The measurement matrix is randomly generated and the observation is noiseless. a The plot of logarithm average recovery biases v.s. sparsity by algorithms: RSD, FISTA, IPP, AP, SEF. b The plot of logarithm average operation times v.s. sparsity by these algorithms

Fig. 6
figure 6

The measurement matrix is randomly generated and the observation is disturbed by noise. a The plot of logarithm average recovery biases v.s. sparsity by algorithms: RSD, FISTA, IPP, AP, SEF. b The plot of logarithm average operation times v.s. sparsity by these algorithms

Fig. 7
figure 7

Comparison of image reconstruction by algorithms. a original image; b by RSD, PSNR = 41.3892; c by FISTA, PSNR = 18.2492; d by IPP, PSNR = 18.3036; e by AP, PSNR = 35.8963; f by SEF, PSNR = 17.9667

Fig. 8
figure 8

Comparison of image reconstruction by algorithms. a Original image; b by RSD, PSNR = 37.1395; c by FISTA, PSNR = 15.3421; d by IPP, PSNR = 15.3717; e by AP, PSNR = 30.7165; f by SEF, PSNR = 15.1375

Fig. 9
figure 9

Comparison of image reconstruction by algorithms. a Original image; b by RSD, PSNR = 41.9982; c by FISTA, PSNR = 18.0196; d by IPP, PSNR = 18.0827; e by AP, PSNR = 36.5923; f by SEF, PSNR = 17.7589

Fig. 10
figure 10

Comparison of image reconstruction by algorithms. a original image; b by RSD, PSNR = 38.5720; c by FISTA, PSNR = 18.6456; d by IPP, PSNR = 18.6509; e by AP, PSNR = 32.9794; f by SEF, PSNR = 18.3231

Fig. 11
figure 11

Comparison of image reconstruction by algorithms. a original image; b by RSD, PSNR = 40.7556; c by FISTA, PSNR = 18.0117; d by IPP, PSNR = 18.0277; e by AP, PSNR = 35.1457; f by SEF, PSNR = 17.6824

Fig. 12
figure 12

Comparison of image reconstruction by algorithms. a original image; b by RSD, PSNR = 40.9285; c by FISTA, PSNR = 16.8940; d by IPP, PSNR = 16.9366; e by AP, PSNR = 33.8665; f by SEF, PSNR = 16.6582

6 Conclusion

An effective subgradient descend based learning algorithms are developed for sparse signal learning.
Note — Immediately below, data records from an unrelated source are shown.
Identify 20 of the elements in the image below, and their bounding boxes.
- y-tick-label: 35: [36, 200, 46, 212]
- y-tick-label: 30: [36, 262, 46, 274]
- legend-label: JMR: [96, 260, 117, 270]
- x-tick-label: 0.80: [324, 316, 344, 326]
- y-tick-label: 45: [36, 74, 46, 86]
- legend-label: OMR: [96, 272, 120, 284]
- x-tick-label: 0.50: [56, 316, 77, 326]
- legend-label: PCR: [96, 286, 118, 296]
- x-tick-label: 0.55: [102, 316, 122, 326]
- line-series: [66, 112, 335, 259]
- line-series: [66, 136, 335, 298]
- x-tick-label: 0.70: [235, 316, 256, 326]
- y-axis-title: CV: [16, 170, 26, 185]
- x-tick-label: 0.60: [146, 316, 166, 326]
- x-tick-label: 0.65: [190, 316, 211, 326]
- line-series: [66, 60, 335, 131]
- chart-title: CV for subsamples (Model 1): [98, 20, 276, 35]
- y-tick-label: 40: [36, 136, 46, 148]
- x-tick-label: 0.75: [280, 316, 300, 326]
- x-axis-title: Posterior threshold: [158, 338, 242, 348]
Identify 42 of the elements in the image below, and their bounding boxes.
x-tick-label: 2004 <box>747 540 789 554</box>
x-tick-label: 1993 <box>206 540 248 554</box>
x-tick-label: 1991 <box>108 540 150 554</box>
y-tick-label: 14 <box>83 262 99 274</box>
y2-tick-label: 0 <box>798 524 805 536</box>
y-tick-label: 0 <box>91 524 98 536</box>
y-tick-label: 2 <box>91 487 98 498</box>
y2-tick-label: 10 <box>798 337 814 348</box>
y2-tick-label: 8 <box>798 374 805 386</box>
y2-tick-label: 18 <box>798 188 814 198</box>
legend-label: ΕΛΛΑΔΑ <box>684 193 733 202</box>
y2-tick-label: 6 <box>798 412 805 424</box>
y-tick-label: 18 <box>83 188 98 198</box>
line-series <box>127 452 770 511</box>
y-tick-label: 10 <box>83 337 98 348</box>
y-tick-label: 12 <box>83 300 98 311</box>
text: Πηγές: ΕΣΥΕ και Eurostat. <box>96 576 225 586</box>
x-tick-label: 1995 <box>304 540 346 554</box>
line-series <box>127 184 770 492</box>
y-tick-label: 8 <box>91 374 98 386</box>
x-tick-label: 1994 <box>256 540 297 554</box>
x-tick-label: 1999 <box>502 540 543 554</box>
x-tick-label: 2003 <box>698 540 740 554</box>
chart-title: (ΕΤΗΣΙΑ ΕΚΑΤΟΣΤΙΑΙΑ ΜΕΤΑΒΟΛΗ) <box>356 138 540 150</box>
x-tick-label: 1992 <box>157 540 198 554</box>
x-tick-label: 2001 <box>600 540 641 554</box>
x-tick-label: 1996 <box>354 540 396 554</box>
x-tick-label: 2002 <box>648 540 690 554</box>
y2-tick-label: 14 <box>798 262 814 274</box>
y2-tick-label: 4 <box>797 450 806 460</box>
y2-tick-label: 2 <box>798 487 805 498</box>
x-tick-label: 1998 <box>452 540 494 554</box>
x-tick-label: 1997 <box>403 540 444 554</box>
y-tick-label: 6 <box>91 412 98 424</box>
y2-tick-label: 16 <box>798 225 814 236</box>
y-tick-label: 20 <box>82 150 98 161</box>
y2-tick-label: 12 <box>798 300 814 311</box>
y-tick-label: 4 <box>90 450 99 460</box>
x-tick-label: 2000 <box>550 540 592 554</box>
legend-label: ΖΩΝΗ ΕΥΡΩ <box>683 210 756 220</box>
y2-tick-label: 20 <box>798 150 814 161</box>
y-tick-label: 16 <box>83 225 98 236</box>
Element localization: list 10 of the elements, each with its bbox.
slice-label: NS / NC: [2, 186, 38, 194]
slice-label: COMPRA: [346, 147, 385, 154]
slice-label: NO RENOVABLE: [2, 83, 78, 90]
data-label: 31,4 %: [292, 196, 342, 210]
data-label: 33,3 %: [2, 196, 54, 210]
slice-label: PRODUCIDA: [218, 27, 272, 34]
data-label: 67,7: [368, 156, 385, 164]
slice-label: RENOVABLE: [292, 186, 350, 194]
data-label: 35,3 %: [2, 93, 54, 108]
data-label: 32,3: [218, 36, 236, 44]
Not like the approximate methods, e.g., FISTA, IPP, AP, SEF algorithms, the proposed refined RSD algorithm can derive an exact optimal solution of the SSL optimization issue \((P_1)\) (objective function is \(\Vert x\Vert _1\)). Moreover, if the optimal solution of \((P_1)\) is unique, the RSD algorithm approach the unique optimum within finite iterative steps. A naive projection algorithm is firstly proposed by using purely restricted projection. Then a refined projection algorithm extends the naive version by including a step of subgradient condition checking. Under the most minimal subgradient condition for 1-norm sparse signal learning issue, the refined RSD projection algorithm can successfully learn the unique minimal solution of \((P_1)\). Demonstration simulations were implemented to verify 100% success for measurement matrix satisfying the subgradient condition. The operation time is also very competitive among the other state-of-the-art sparse signal learning algorithms in the literature.